About now. A flu shot will easily last a year and takes a few weeks to become effective.
 
She quoted numbers from VAERS to support her claim that the gov't knows vaccines are dangerous, but did not accept my explanation that VAERS only shows the incidence of people getting sick after a vaccine regardless of the cause (which could have been anything.) She uses VAERS reports because it's from a government agency (and thus supposedly enough to convince me), but she won't accept any research done by any government agency because she says they've made mistakes in the past and they're taking money from the vaccine manufacturers (and thus can't be trusted.)
Tell her VAERS has reports of people becoming supermen due to vaccines.
 
SkepticGinger - regarding the sudden onset neuro problems following vaccination - what about the old diptheria vaccine here in the UK (around the 80's perhaps IIRC?). If memory serves that was responsible (or was it a batch failure - dim memory, getting v. old) for some severe neuro/brain problems in children. Could that be the source of this sort of accusation about vaccines - Chinese whispers and all that, I know it's been sorted now and diptheria vacc is safe.
....

You can read the effect of that on an article I posted earlier:
http://ftp.fcs.uga.edu/cfd/cdl/docs/vaccines_exemptions.pdf

The whole thing is covered fairly well in Dr. Paul Offit's book Deadly Choices. It was more of a case of some very bad statistical work, and some opportunestic doctors.

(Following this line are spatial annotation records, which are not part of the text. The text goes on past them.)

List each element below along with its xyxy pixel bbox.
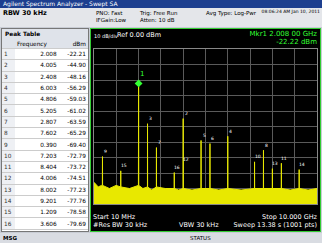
html-text:-69.40: -69.40 bbox=[67, 141, 86, 148]
html-text:-59.03: -59.03 bbox=[67, 96, 86, 103]
html-text:8: 8 bbox=[4, 130, 8, 137]
html-text:Stop 10.000 GHz: Stop 10.000 GHz bbox=[262, 213, 317, 221]
html-text:Sweep 13.38 s (1001 pts): Sweep 13.38 s (1001 pts) bbox=[233, 221, 317, 229]
svg-text:3: 3 bbox=[149, 116, 152, 121]
svg-text:14: 14 bbox=[299, 162, 305, 167]
html-text:2.408: 2.408 bbox=[40, 73, 57, 80]
html-text:IFGain:Low: IFGain:Low bbox=[96, 16, 127, 23]
html-text:1.209: 1.209 bbox=[40, 209, 57, 216]
html-text:dBm: dBm bbox=[72, 40, 86, 47]
html-text:12: 12 bbox=[4, 175, 12, 182]
html-text:7.203: 7.203 bbox=[40, 152, 57, 159]
html-text:-44.90: -44.90 bbox=[67, 62, 86, 69]
html-text:Peak Table: Peak Table bbox=[5, 31, 41, 37]
html-text:Frequency: Frequency bbox=[17, 40, 47, 47]
html-text:-74.51: -74.51 bbox=[67, 175, 86, 182]
html-text:5: 5 bbox=[4, 96, 8, 103]
html-text:-65.29: -65.29 bbox=[67, 130, 86, 137]
html-text:13: 13 bbox=[4, 186, 12, 193]
html-text:7.602: 7.602 bbox=[40, 130, 57, 137]
svg-text:5: 5 bbox=[203, 133, 206, 138]
html-text:7: 7 bbox=[4, 118, 8, 125]
html-text:#Res BW 30 kHz: #Res BW 30 kHz bbox=[93, 221, 148, 229]
svg-text:16: 16 bbox=[174, 165, 180, 170]
html-text:3: 3 bbox=[4, 73, 8, 80]
html-text:MSG: MSG bbox=[3, 235, 17, 241]
html-text:16: 16 bbox=[4, 220, 12, 227]
html-text:-77.23: -77.23 bbox=[67, 186, 86, 193]
svg-text:4: 4 bbox=[229, 129, 232, 134]
html-text:8.002: 8.002 bbox=[40, 186, 57, 193]
html-text:Trig: Free Run: Trig: Free Run bbox=[140, 10, 178, 16]
html-text:10: 10 bbox=[4, 152, 12, 159]
html-text:-22.22 dBm: -22.22 dBm bbox=[276, 38, 317, 46]
html-text:10 dB/divRef 0.00 dBm: 10 dB/divRef 0.00 dBm bbox=[94, 31, 161, 39]
svg-text:1: 1 bbox=[140, 70, 144, 78]
html-text:9.201: 9.201 bbox=[40, 198, 57, 204]
svg-text:12: 12 bbox=[183, 157, 189, 162]
html-text:-79.69: -79.69 bbox=[67, 220, 86, 227]
html-text:Avg Type: Log-Pwr: Avg Type: Log-Pwr bbox=[206, 10, 257, 16]
html-text:2.008: 2.008 bbox=[40, 51, 57, 58]
html-text:Atten: 10 dB: Atten: 10 dB bbox=[140, 16, 175, 23]
html-text:0.390: 0.390 bbox=[40, 141, 57, 148]
html-text:6.003: 6.003 bbox=[40, 85, 57, 91]
svg-text:7: 7 bbox=[158, 140, 161, 145]
html-text:11: 11 bbox=[4, 164, 12, 171]
html-text:PNO: Fast: PNO: Fast bbox=[96, 10, 123, 16]
html-text:-56.29: -56.29 bbox=[67, 85, 86, 91]
html-text:4.006: 4.006 bbox=[40, 175, 57, 182]
html-text:6: 6 bbox=[4, 107, 8, 114]
svg-text:6: 6 bbox=[211, 136, 214, 141]
html-text:1: 1 bbox=[4, 51, 8, 58]
html-text:-72.79: -72.79 bbox=[67, 152, 86, 159]
html-text:Agilent Spectrum Analyzer - Sw: Agilent Spectrum Analyzer - Swept SA bbox=[3, 0, 118, 7]
html-text:2: 2 bbox=[4, 62, 8, 69]
html-text:-61.02: -61.02 bbox=[67, 107, 86, 114]
svg-text:2: 2 bbox=[185, 111, 188, 116]
html-text:08:06:24 AM Jan 10, 2011: 08:06:24 AM Jan 10, 2011 bbox=[261, 9, 320, 14]
html-text:-78.58: -78.58 bbox=[67, 209, 86, 216]
html-text:Start 10 MHz: Start 10 MHz bbox=[93, 213, 136, 221]
html-text:4.806: 4.806 bbox=[40, 96, 57, 103]
svg-text:11: 11 bbox=[281, 156, 287, 161]
html-text:4.005: 4.005 bbox=[40, 62, 57, 69]
svg-text:15: 15 bbox=[121, 163, 127, 168]
html-text:-73.72: -73.72 bbox=[67, 164, 86, 171]
html-text:STATUS: STATUS bbox=[190, 235, 211, 241]
html-text:RBW 30 kHz: RBW 30 kHz bbox=[3, 9, 47, 17]
html-text:15: 15 bbox=[4, 209, 12, 216]
html-text:-22.21: -22.21 bbox=[67, 51, 86, 58]
html-text:VBW 30 kHz: VBW 30 kHz bbox=[179, 221, 219, 229]
html-text:4: 4 bbox=[4, 85, 8, 91]
html-text:5.205: 5.205 bbox=[40, 107, 57, 114]
html-text:3.606: 3.606 bbox=[40, 220, 57, 227]
html-text:-63.59: -63.59 bbox=[67, 118, 86, 125]
svg-text:10: 10 bbox=[255, 154, 261, 159]
svg-text:8: 8 bbox=[265, 143, 268, 148]
html-text:14: 14 bbox=[4, 198, 12, 204]
html-text:-48.16: -48.16 bbox=[67, 73, 86, 80]
html-text:2.807: 2.807 bbox=[40, 118, 57, 125]
html-text:Mkr1 2.008 00 GHz: Mkr1 2.008 00 GHz bbox=[249, 30, 317, 38]
html-text:9: 9 bbox=[4, 141, 8, 148]
html-text:-77.76: -77.76 bbox=[67, 198, 86, 204]
svg-text:9: 9 bbox=[104, 149, 107, 154]
svg-text:13: 13 bbox=[272, 161, 278, 166]
html-text:8.404: 8.404 bbox=[40, 164, 57, 171]
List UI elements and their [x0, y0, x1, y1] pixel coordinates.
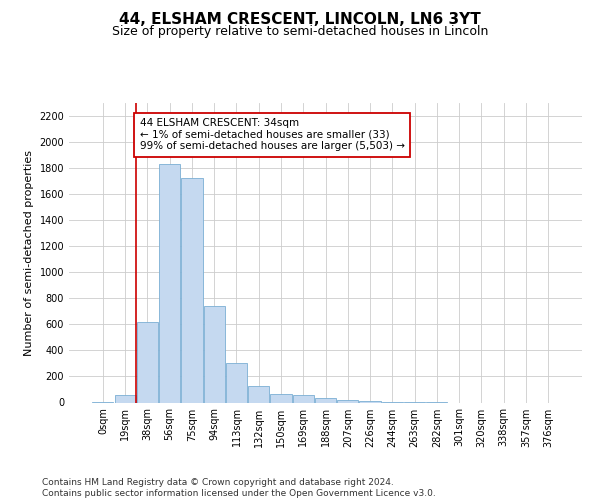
Bar — [359, 400, 380, 402]
Text: Size of property relative to semi-detached houses in Lincoln: Size of property relative to semi-detach… — [112, 25, 488, 38]
Bar — [115, 396, 136, 402]
Y-axis label: Number of semi-detached properties: Number of semi-detached properties — [24, 150, 34, 356]
Bar — [248, 386, 269, 402]
Bar — [271, 394, 292, 402]
Text: 44 ELSHAM CRESCENT: 34sqm
← 1% of semi-detached houses are smaller (33)
99% of s: 44 ELSHAM CRESCENT: 34sqm ← 1% of semi-d… — [140, 118, 404, 152]
Bar — [181, 178, 203, 402]
Text: 44, ELSHAM CRESCENT, LINCOLN, LN6 3YT: 44, ELSHAM CRESCENT, LINCOLN, LN6 3YT — [119, 12, 481, 28]
Bar — [137, 322, 158, 402]
Bar — [159, 164, 180, 402]
Bar — [337, 400, 358, 402]
Bar — [315, 398, 336, 402]
Bar — [203, 306, 225, 402]
Bar — [293, 394, 314, 402]
Text: Contains HM Land Registry data © Crown copyright and database right 2024.
Contai: Contains HM Land Registry data © Crown c… — [42, 478, 436, 498]
Bar — [226, 364, 247, 403]
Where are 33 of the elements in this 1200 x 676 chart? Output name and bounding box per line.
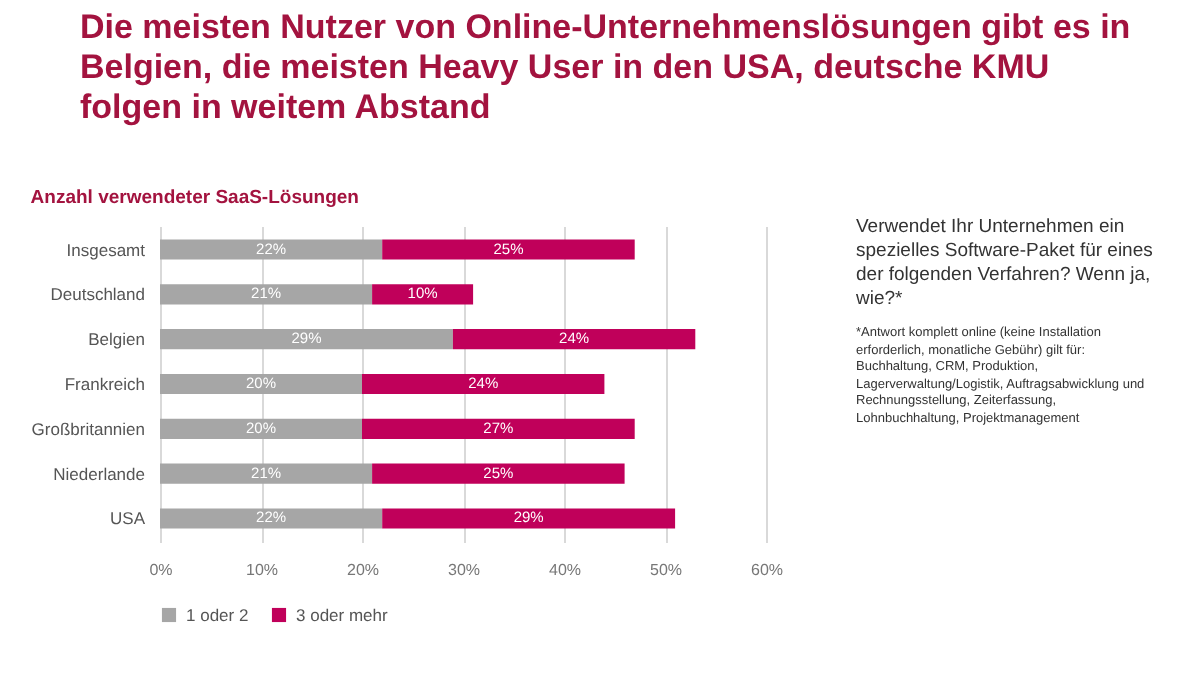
bar — [160, 508, 383, 529]
bar — [160, 373, 362, 395]
x-tick-label: 40% — [548, 561, 582, 579]
y-tick-label: Frankreich — [64, 374, 146, 394]
x-tick-label: 30% — [447, 561, 481, 579]
legend-label: 3 oder mehr — [296, 605, 388, 625]
bar — [160, 284, 373, 305]
x-tick-label: 10% — [245, 561, 279, 579]
x-tick-label: 0% — [149, 561, 173, 579]
text: Verwendet Ihr Unternehmen ein spezielles Software-Paket für eines der folgenden Verfahren? Wenn ja, wie?* — [856, 216, 1155, 312]
bar — [160, 329, 453, 350]
x-tick-label: 50% — [649, 561, 683, 579]
bar — [160, 239, 383, 260]
bar — [452, 329, 696, 350]
bar — [362, 418, 635, 439]
y-tick-label: Niederlande — [53, 463, 146, 484]
x-tick-label: 60% — [750, 561, 784, 579]
bar — [160, 463, 373, 484]
chart-subtitle: Anzahl verwendeter SaaS-Lösungen — [30, 187, 360, 209]
bar — [382, 508, 676, 529]
y-tick-label: Insgesamt — [66, 239, 147, 260]
legend-label: 1 oder 2 — [186, 605, 249, 625]
bar — [372, 463, 625, 484]
chart-title: Die meisten Nutzer von Online-Unternehmenslösungen gibt es in Belgien, die meisten Heavy User in den USA, deutsche KMU folgen in weitem Abstand — [80, 8, 1133, 128]
y-tick-label: USA — [110, 508, 146, 529]
bar — [382, 239, 635, 260]
bar — [160, 418, 362, 439]
y-tick-label: Großbritannien — [31, 418, 146, 439]
x-tick-label: 20% — [346, 561, 380, 579]
bar — [372, 284, 474, 305]
bar — [362, 373, 605, 395]
y-tick-label: Deutschland — [50, 284, 146, 305]
y-tick-label: Belgien — [88, 329, 146, 350]
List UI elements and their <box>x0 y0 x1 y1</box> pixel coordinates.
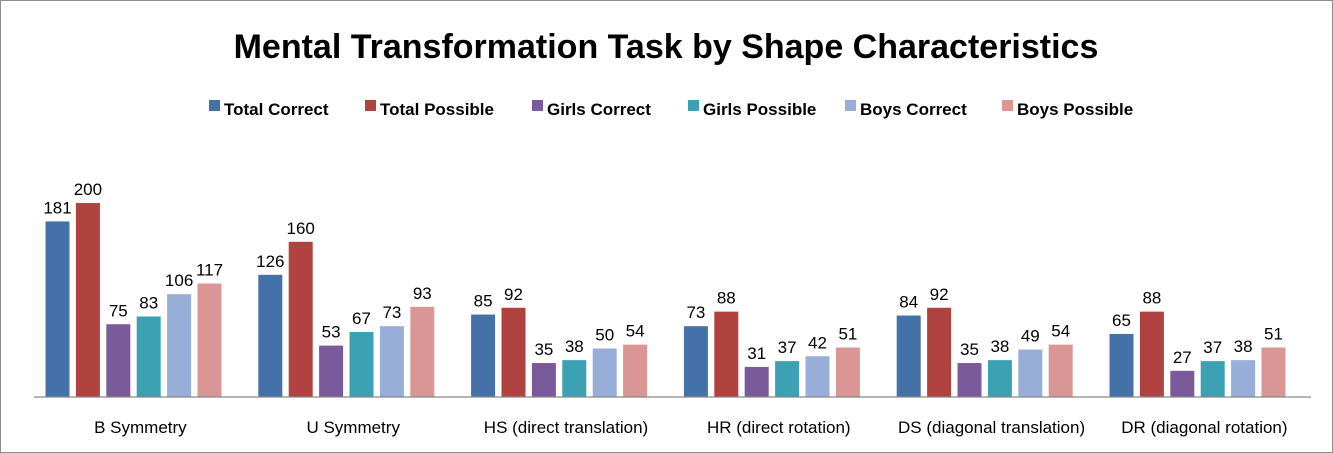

And Brian Deer wrote about it:
http://briandeer.com/dtp-dpt-vaccine-1.htm
 
There's another option: after the kid is born, you (alone) take him/her to the doctor one day and get the kid vaccinated.

And never tell your wife.

This is my suggestion.

I would also talk to a lawyer to get a realistic idea of your chances of getting primary custody if you two were to divorce.
 
I'm very sorry for your situation James. Perhaps you could start with her acceptance that you aren't a mere sperm donor but the father and an equal partner in the parenting of your pending newborn. If you can establish that, and it's sad that you have to, then baby steps to everything else. I'm concerned that her choices for you were unvaccinated or abortion and forgive me for playing message-board psychologist, but that is a red flag. Best of luck to you.